God may have a special preference for beetles but, frankly, aphids (greenfly to you, squire) are more my thing. If that seems a barmy thing for a gardener to say, rest assured I get just as irritated as everyone else by their vigour-sapping, leaf-curling, virus-transmitting presence on my flowers, fruit, vegetables and greenhouse plants. When they stick their hollow feeding tubes (stylets) into soft stems, the pressure in the plant pumps sugary sap into their bodies and they then excrete it, dripping sticky honeydew on to leaves below; this attracts small fungi called sooty moulds. What could be more annoying than that?
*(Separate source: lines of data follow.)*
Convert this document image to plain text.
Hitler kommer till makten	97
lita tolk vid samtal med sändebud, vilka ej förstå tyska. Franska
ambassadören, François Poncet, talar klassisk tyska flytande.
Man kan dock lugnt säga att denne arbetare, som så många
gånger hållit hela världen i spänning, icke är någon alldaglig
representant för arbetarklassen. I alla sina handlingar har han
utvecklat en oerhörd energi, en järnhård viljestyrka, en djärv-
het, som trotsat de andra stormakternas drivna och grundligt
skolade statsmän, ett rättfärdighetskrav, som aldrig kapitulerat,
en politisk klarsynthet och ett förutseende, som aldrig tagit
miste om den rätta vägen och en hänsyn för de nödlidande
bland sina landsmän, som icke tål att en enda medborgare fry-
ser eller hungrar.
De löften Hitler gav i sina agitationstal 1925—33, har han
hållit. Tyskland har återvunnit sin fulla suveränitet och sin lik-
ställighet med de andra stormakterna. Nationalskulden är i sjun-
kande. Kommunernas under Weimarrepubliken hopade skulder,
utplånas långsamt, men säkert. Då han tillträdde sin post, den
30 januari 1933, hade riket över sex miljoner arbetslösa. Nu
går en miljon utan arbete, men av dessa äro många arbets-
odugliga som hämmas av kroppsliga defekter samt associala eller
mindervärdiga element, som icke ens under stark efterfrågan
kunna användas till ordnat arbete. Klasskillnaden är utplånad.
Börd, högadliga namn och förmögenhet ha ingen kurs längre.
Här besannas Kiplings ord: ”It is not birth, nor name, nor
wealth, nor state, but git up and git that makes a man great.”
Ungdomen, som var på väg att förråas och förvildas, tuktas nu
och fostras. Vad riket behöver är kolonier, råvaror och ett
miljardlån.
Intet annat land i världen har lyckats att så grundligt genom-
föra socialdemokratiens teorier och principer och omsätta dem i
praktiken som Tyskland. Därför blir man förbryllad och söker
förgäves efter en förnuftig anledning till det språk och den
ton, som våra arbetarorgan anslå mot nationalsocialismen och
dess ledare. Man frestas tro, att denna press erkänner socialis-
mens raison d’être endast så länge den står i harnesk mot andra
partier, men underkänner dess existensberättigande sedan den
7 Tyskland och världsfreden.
But I also understand that, as the plant ecologist Ken Thompson puts it, they are the garden equivalent of krill: ‘small, extremely abundant and the basis of a whole ecosystem of predators and parasitoids’. In other words, our gardens would be very different, and poorer, without them.

Aphids, of which there are many distinct species, are mainly insects of north temperate regions. Their biology is fascinating. They are obligate symbionts, in other words, they require a bacterium or fungus to provide them with the amino acids, which the plant sap lacks. Some have more than one host plant, migrating from a tree or shrub, whose young leaves they suck in the spring, to herbaceous plants in the summer. (The peach-potato aphid, Myzus persicae, is the best known of these, but there are plenty of others.) Most intriguing, however, and with the greatest ramifications, is the fact that almost all aphids are female and breed asexually (parthenogenetically) most of the time, producing generation after generation of live females in the course of a season. This makes them highly efficient at increasing their numbers, and means that the colony is genetically more or less identical; they are a bunch of clone-mates, in fact.